The picture was taken moments before the suicide bomber blew herself up, with her baby in her arms. Photo / Supplied
A photograph has emerged of a Mosul woman cradling her baby as she seemingly tries to escape the fighting that has ravaged her city.
However on further inspection it becomes apparent the burka-clad woman is also holding a detonator.
The picture was taken moments before the suicide bomber blew herself up, with her baby in her arms, as she walked past Iraqi troops.
The woman was walking out of a newly liberated area of the city with a group of fleeing civilians holding a trigger, bags and a young infant in her arms.
She had apparently tried to detonate the explosives as she passed the soldiers, but the bomb failed to go off until she had walked some distance away, a cameraman for local al-Mawsleya TV said.
She, her child and two soldiers were killed, several civilians were also injured in the blast.
Iraqi authorities are close to announcing the defeat of ISIS in the city whose territory has been cut to just 600 square metres over the past couple of days.
Troops are currently facing off with 200 ISIS soldiers and a selection of suicide bomber wives who are currently making a last stand in the ancient city.
ISIS's Amaq news agency reported "fierce fighting" around the riverside district of Maydan and said its fighters "were holding onto their fortified positions".
"The fighters of Islamic State are collectively pledging (to fight to the) death in Maydan," Amaq said in another online post.
More than 20 female suicide bombers hiding among civilians are believed to have detonated explosives in the last two weeks.
One general claimed they were even using their own children as human shields.
"The women are fighting with their children right beside them," Lieutenant General Sami al-Aridi said. "It's making us hesitant to use air strikes, to advance. If it weren't for this we could be finished in just a few hours."

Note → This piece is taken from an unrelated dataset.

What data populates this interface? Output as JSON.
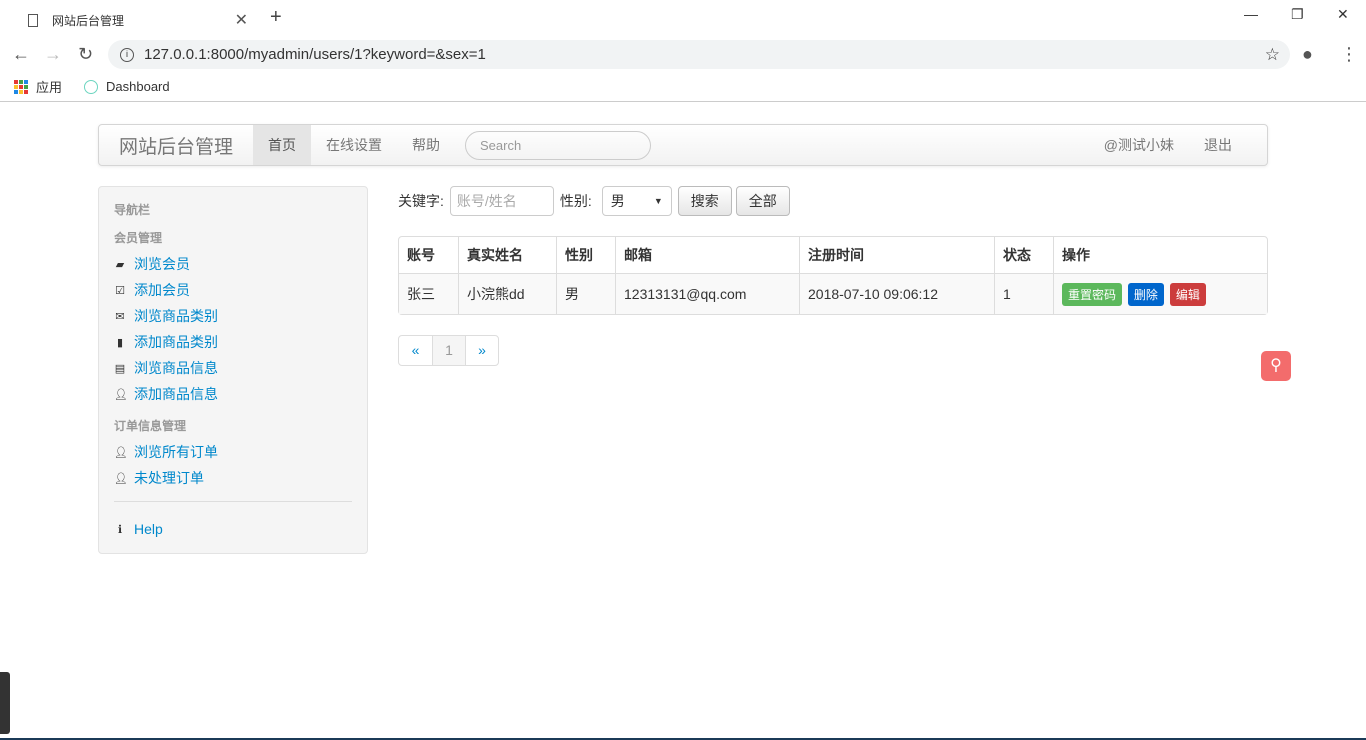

Preventing the attacks has proved difficult. Iraq's socially conservative culture means soldiers do not ask women to lift up their clothes to check for explosives as they do men.
Government forces backed by the US-led coalition have been trying to drive out the terror group from the strategic city since October.
This morning they killed 35 ISIS jihadis and wounded six others while advancing into the Old City neighbourhood.
It is thought that just a few hundred militants remain in a confined area overlooking the Tigris River - which divides the city's east and west.
Iraqi authorities will imminently announce a final victory in the battle to recapture Mosul from the Islamic State group, a US general said on Saturday.